Despite the piles of statistics that support that conclusion, efforts are under way both in Washington and in some state capitols to go back to the days of zipping through the countryside. The Reagan administration wants to turn the matter back to the states. Some state legislatures, particularly in the West, are eager to raise the speed limit once Washington gets out of the way. The Montana House, for instance, voted just last week to set the limit at 70 on interstate highways.

Since the 55 limit was imposed the number of vehicles and the number of miles they are driven have gone to about 30 percent. The number of fatalities has gone down about 7 percent. The chance you will be injured in a traffic accident is about 5 percent less now than it was in the early 1970s. But the chance you will be killed is about 20 percent less. Life insurance actuaries say the sudden increase in life expectancy since the early 1970s is largely attributable to the reduction in highway deaths.

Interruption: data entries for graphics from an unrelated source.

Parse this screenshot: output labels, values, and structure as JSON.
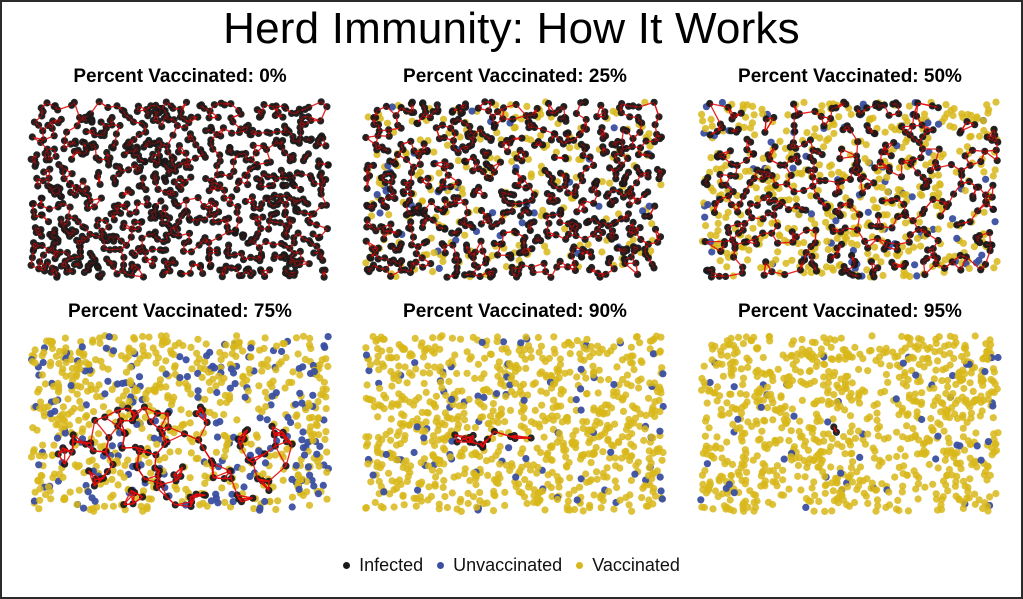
{
  "title": "Herd Immunity: How It Works",
  "colors": {
    "infected": "#1a1a1a",
    "unvaccinated": "#3a4fa0",
    "vaccinated": "#d8b71a",
    "transmission": "#e30b0b"
  },
  "legend": [
    {
      "label": "Infected",
      "color": "#1a1a1a"
    },
    {
      "label": "Unvaccinated",
      "color": "#3a4fa0"
    },
    {
      "label": "Vaccinated",
      "color": "#d8b71a"
    }
  ],
  "chart_data": [
    {
      "type": "scatter",
      "title": "Percent Vaccinated: 0%",
      "percent_vaccinated": 0,
      "outbreak": "entire population",
      "infected_share": 1.0
    },
    {
      "type": "scatter",
      "title": "Percent Vaccinated: 25%",
      "percent_vaccinated": 25,
      "outbreak": "most unvaccinated",
      "infected_share": 0.72
    },
    {
      "type": "scatter",
      "title": "Percent Vaccinated: 50%",
      "percent_vaccinated": 50,
      "outbreak": "widespread",
      "infected_share": 0.42
    },
    {
      "type": "scatter",
      "title": "Percent Vaccinated: 75%",
      "percent_vaccinated": 75,
      "outbreak": "single cluster",
      "infected_share": 0.05
    },
    {
      "type": "scatter",
      "title": "Percent Vaccinated: 90%",
      "percent_vaccinated": 90,
      "outbreak": "tiny chain",
      "infected_share": 0.008
    },
    {
      "type": "scatter",
      "title": "Percent Vaccinated: 95%",
      "percent_vaccinated": 95,
      "outbreak": "isolated",
      "infected_share": 0.003
    }
  ]
}
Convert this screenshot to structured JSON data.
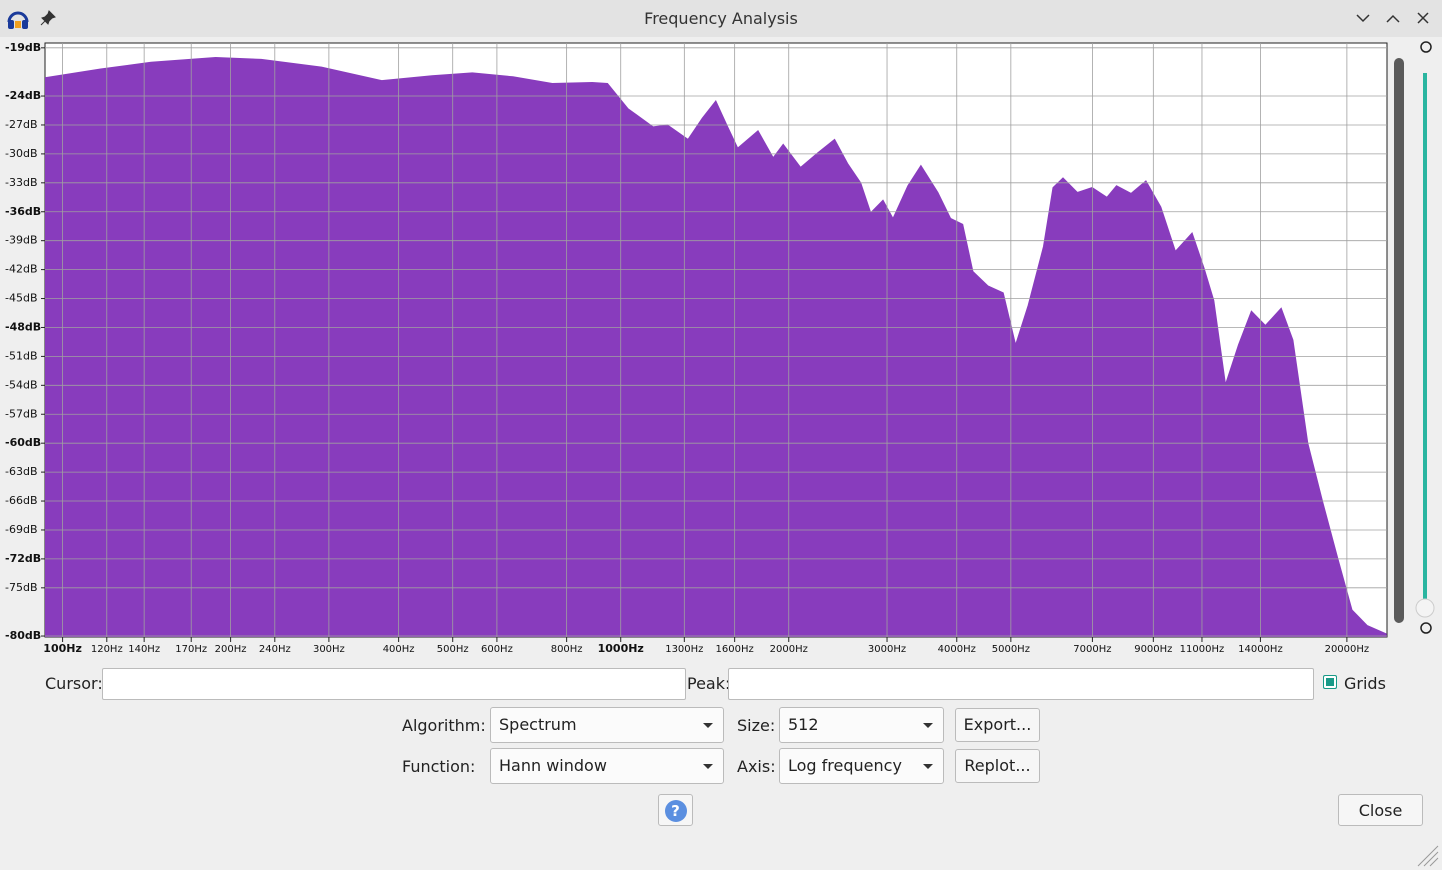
{
  "window": {
    "title": "Frequency Analysis"
  },
  "chart_data": {
    "type": "area",
    "xscale": "log",
    "grid": true,
    "color": "#883cbd",
    "x": [
      93,
      117,
      144,
      188,
      227,
      291,
      373,
      459,
      542,
      641,
      754,
      889,
      947,
      1030,
      1143,
      1213,
      1320,
      1400,
      1480,
      1555,
      1620,
      1762,
      1876,
      1955,
      2100,
      2254,
      2417,
      2550,
      2691,
      2805,
      2950,
      3075,
      3270,
      3450,
      3700,
      3900,
      4100,
      4275,
      4550,
      4845,
      5100,
      5370,
      5720,
      5950,
      6200,
      6580,
      6990,
      7430,
      7730,
      8210,
      8730,
      9280,
      9860,
      10560,
      11100,
      11550,
      12120,
      12790,
      13490,
      14290,
      15250,
      16010,
      17020,
      18100,
      19230,
      20430,
      21730,
      23570
    ],
    "values": [
      -22.1,
      -21.2,
      -20.5,
      -20.0,
      -20.2,
      -21.0,
      -22.4,
      -21.9,
      -21.6,
      -22.0,
      -22.7,
      -22.6,
      -22.7,
      -25.3,
      -27.2,
      -27.0,
      -28.5,
      -26.3,
      -24.5,
      -27.2,
      -29.4,
      -27.6,
      -30.4,
      -29.0,
      -31.4,
      -29.9,
      -28.5,
      -31.0,
      -33.0,
      -36.1,
      -34.8,
      -36.7,
      -33.3,
      -31.2,
      -34.0,
      -36.7,
      -37.3,
      -42.2,
      -43.7,
      -44.4,
      -49.8,
      -45.7,
      -39.6,
      -33.5,
      -32.5,
      -34.0,
      -33.5,
      -34.5,
      -33.3,
      -34.1,
      -32.8,
      -35.5,
      -40.1,
      -38.2,
      -41.9,
      -45.2,
      -53.9,
      -49.8,
      -46.3,
      -47.8,
      -46.0,
      -49.3,
      -60.0,
      -66.1,
      -71.8,
      -77.3,
      -78.9,
      -79.8
    ],
    "xlim": [
      93,
      23600
    ],
    "xticks": [
      {
        "value": 100,
        "label": "100Hz"
      },
      {
        "value": 120,
        "label": "120Hz"
      },
      {
        "value": 140,
        "label": "140Hz"
      },
      {
        "value": 170,
        "label": "170Hz"
      },
      {
        "value": 200,
        "label": "200Hz"
      },
      {
        "value": 240,
        "label": "240Hz"
      },
      {
        "value": 300,
        "label": "300Hz"
      },
      {
        "value": 400,
        "label": "400Hz"
      },
      {
        "value": 500,
        "label": "500Hz"
      },
      {
        "value": 600,
        "label": "600Hz"
      },
      {
        "value": 800,
        "label": "800Hz"
      },
      {
        "value": 1000,
        "label": "1000Hz"
      },
      {
        "value": 1300,
        "label": "1300Hz"
      },
      {
        "value": 1600,
        "label": "1600Hz"
      },
      {
        "value": 2000,
        "label": "2000Hz"
      },
      {
        "value": 3000,
        "label": "3000Hz"
      },
      {
        "value": 4000,
        "label": "4000Hz"
      },
      {
        "value": 5000,
        "label": "5000Hz"
      },
      {
        "value": 7000,
        "label": "7000Hz"
      },
      {
        "value": 9000,
        "label": "9000Hz"
      },
      {
        "value": 11000,
        "label": "11000Hz"
      },
      {
        "value": 14000,
        "label": "14000Hz"
      },
      {
        "value": 20000,
        "label": "20000Hz"
      }
    ],
    "ylim": [
      -80.1,
      -18.5
    ],
    "yticks": [
      {
        "value": -19,
        "label": "-19dB"
      },
      {
        "value": -24,
        "label": "-24dB"
      },
      {
        "value": -27,
        "label": "-27dB"
      },
      {
        "value": -30,
        "label": "-30dB"
      },
      {
        "value": -33,
        "label": "-33dB"
      },
      {
        "value": -36,
        "label": "-36dB"
      },
      {
        "value": -39,
        "label": "-39dB"
      },
      {
        "value": -42,
        "label": "-42dB"
      },
      {
        "value": -45,
        "label": "-45dB"
      },
      {
        "value": -48,
        "label": "-48dB"
      },
      {
        "value": -51,
        "label": "-51dB"
      },
      {
        "value": -54,
        "label": "-54dB"
      },
      {
        "value": -57,
        "label": "-57dB"
      },
      {
        "value": -60,
        "label": "-60dB"
      },
      {
        "value": -63,
        "label": "-63dB"
      },
      {
        "value": -66,
        "label": "-66dB"
      },
      {
        "value": -69,
        "label": "-69dB"
      },
      {
        "value": -72,
        "label": "-72dB"
      },
      {
        "value": -75,
        "label": "-75dB"
      },
      {
        "value": -80,
        "label": "-80dB"
      }
    ]
  },
  "controls": {
    "cursor_label": "Cursor:",
    "peak_label": "Peak:",
    "grids_label": "Grids",
    "grids_checked": true,
    "algorithm_label": "Algorithm:",
    "algorithm": "Spectrum",
    "size_label": "Size:",
    "size": "512",
    "export": "Export...",
    "function_label": "Function:",
    "function": "Hann window",
    "axis_label": "Axis:",
    "axis": "Log frequency",
    "replot": "Replot...",
    "help": "?",
    "close": "Close"
  }
}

Is that reduction due to the speed limit? In 1973, 55 limit was imposed, 45,192 people were killed. While the number of miles people drove dropped 3 percent between the two years, the number of fatalities dropped 16 percent. And the number of deaths stayed down when driving increased in subsequent years.

Those who want to repeal the federal law or raise the limit most produce some overwhelming reason to disregard that evidence.